Heinrich Schlattmann was the son of Evinger farmer Heinrich Carl Schlattmann and his wife Friederike. From 1894 to 1903 he attended the Real- and Oberrealschule in Dortmund until he graduated from high school and then went through training for the higher civil service in the Prussian mining administration. Between 1904 and 1907 he studied at the university and at the royal mining academy in Berlin . In 1912 he was appointed mountain assessor. Afterwards Schlattmann took a job in the private sector on and did military service in the First World War . In 1920 he returned to the public service of the Prussian mining administration, where he initially served as an unskilled worker at the Dortmund Oberbergamt . After a rapid rise (1921 Bergrat , 1925 Oberbergrat, 1929 Oberbergamtsdirektor) he was transferred as Mining Captain to the Oberbergamtsviertel Wroclaw .

Significant participation in the integration of the coal and steel sector in the NS policy of self-sufficiency

Although Schlattmann was not a member of the NSDAP , he was appointed chief miner and ministerial director in the Reich Ministry of Economics (RWM) in mid-1934 at the instigation of Hjalmar Schacht . In this function Schlattmann supported the integration and subordination of the previously independent Prussian Ministry of Economics and Labor to the newly formed Reich and Prussian Ministry of Economics.

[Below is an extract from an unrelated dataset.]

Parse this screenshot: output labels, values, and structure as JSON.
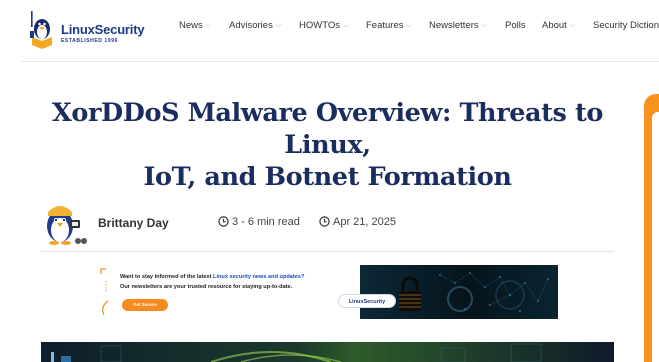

In February 1935 - after Prussia - the other German states also lost their mining powers to the RWM through a Reich law . “For the coal and steel sector within the economic bureaucracy, this meant the dissolution of republican federalism in favor of the implementation of totalitarian centralism as an essential element of the National Socialist ' seizure of power '. As the highest mining official, as well as chairman of the supervisory boards of numerous state mining companies, S [chlattmann] played a key role in the integration of the German mining industry into the National Socialist self-sufficiency and rearmament policy. "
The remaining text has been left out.